Me llevó a un jardín con árboles centenarios y arbustos muy crecidos. Habían cortado el césped recientemente. El seto era tupido, con capullos de mayo blancos como la nieve. Había una mesa de madera, ennegrecida por estar a la intemperie, con bancos unidos a ella, justo delante de la puerta trasera. Cuando salí de casa aquella mañana hacía un día precioso, y seguía haciéndolo. No me había dado cuenta de las horas que habían pasado entre medias. Los árboles proyectaban unas sombras temblorosas, como de encaje, sobre la hierba. Me gustaba mucho más que el jardín de Charles, con su pulcro césped y sus parterres ondulados, que parecían cortados con cuchillo. Mi tío podaba, arrancaba malas hierbas y recortaba todo con regularidad. El jardín era su creación. Este parecía totalmente natural, como si perteneciera a Dios.

—Si nos sentamos aquí, podremos oír a Gary si se despierta —dijo Rob—. No tardaré ni un minuto en traer el té. —Se aseguró de que yo me había sentado antes de volver al interior de la casa. Su anterior antipatía había desaparecido y ahora estaba siendo muy amable, muy paciente.

No había pasado un minuto cuando volvió con el té en unas tazas naranja brillante.

—Imagino que no tomarás azúcar, como con el café.

—Así es. Parece estupendo y fuerte. —Di un sorbo—. Gracias.

—¿Qué pasó ahí dentro? —preguntó—. Espero que no fuera porque me puse furioso. No debería haberla tomado contigo por lo de Gary. No fue culpa tuya que viniera a casa. Supongo que no fue culpa de nadie. Él vio la oportunidad y la aprovechó. Pero es evidente que no es feliz en la escuela. Normalmente, es un niño muy bueno.

—Muy bueno —coincidí.

—Nunca me has contado nada sobre ti —dijo—. Tampoco hemos tenido muchas oportunidades. La primera vez que nos vimos sólo hablamos de la ropa del colegio, la segunda vez fue de The Cavern y el rock'n'roll, y la tercera estabas con tu amiga, veníais del cine y hablamos de películas. Hablaste de un tal Charles y de una mujer, no recuerdo su nombre, con los que vivías. Supuse que serían tus padres y que los llamabas por sus nombres; algunas personas lo hacen.
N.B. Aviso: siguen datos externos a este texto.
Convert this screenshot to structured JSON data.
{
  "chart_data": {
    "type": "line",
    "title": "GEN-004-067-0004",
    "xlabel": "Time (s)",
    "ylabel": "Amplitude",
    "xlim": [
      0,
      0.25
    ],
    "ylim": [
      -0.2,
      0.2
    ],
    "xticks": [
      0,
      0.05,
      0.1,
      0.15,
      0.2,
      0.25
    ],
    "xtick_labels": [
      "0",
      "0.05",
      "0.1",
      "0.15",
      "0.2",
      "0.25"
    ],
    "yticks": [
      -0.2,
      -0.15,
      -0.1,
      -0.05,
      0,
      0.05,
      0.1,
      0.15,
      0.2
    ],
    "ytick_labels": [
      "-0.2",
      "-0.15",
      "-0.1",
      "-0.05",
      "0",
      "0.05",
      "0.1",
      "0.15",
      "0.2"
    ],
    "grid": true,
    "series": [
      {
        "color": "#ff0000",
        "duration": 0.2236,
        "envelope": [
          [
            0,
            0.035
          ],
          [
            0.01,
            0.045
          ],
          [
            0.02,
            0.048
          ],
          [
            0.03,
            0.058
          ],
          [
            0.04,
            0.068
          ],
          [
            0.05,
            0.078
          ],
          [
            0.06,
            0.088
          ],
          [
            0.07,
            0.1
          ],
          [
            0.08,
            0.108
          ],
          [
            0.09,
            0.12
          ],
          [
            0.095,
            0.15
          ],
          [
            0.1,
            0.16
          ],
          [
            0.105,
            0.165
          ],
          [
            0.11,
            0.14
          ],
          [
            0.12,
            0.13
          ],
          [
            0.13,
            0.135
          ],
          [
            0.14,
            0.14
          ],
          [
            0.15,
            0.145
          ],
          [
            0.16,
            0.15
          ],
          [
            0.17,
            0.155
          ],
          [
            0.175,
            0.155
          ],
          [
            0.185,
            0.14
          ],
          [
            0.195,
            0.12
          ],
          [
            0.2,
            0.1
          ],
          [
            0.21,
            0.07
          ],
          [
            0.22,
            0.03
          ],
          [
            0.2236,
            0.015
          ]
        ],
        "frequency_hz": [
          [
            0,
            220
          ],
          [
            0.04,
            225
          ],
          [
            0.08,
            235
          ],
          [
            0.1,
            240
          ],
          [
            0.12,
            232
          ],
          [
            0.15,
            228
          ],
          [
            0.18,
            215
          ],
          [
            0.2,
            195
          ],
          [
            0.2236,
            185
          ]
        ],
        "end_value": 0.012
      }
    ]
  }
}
—Charles y Marion son mis tíos. Pero mira, sólo porque... —no sabía cómo decirlo— porque perdí el control ahí dentro, no te sientas obligado a hacer nada. Lo siento muchísimo. Ya tienes bastante de lo que ocuparte. —Estaba empezando a sentirme molesta, como si accidentalmente hubiera aparecido desnuda delante de él.

—Gary y yo hemos pasado por muchas cosas juntos y superaremos esta —dijo con convicción—. El problema es que si alguien le hace daño, no es lo suficientemente agresivo como para devolvérselo.

Se oyó un grito dentro:

—¡Papá! —y luego más alto—. ¿Papá?

—Voy, hijo. —Rob se precipitó adentro.

Me levanté y caminé por el jardín. No era muy grande, pero los árboles le daban el aspecto de un pequeño parque. Me quedé bajo las hojas y miré hacia el sol, el modo en que se colaba entre ellas, perdiendo casi todo su brillo. Eché los hombros hacia atrás para desprenderme de la pesadez que había sentido tras acordarme de la niña: yo a los cinco años, llorando con toda mi alma. Al final, Charles me había cogido, me había envuelto entre sus brazos. Yo me había aferrado a él; tenía que aferrarme a alguien.

Sobre la hierba había un balón blanco y negro de fútbol. Lo lancé de una patada contra un tronco. Rebotó y le propiné otra patada. Seguía golpeándolo cuando volvió Rob. Se había calzado unas zapatillas blancas de deporte.

—He metido a Gary en la bañera —dijo—. Estaba caliente y pegajoso. En este momento está jugando con su pato de plástico —sonrió—. La verdad es que es mío, pero se lo presto. Volveré adentro enseguida. Venga, chuta.

Le lancé la pelota. Él pareció bailar con ella durante un momento, rebotándola de una rodilla a la otra, con la cabeza, y de nuevo con las rodillas.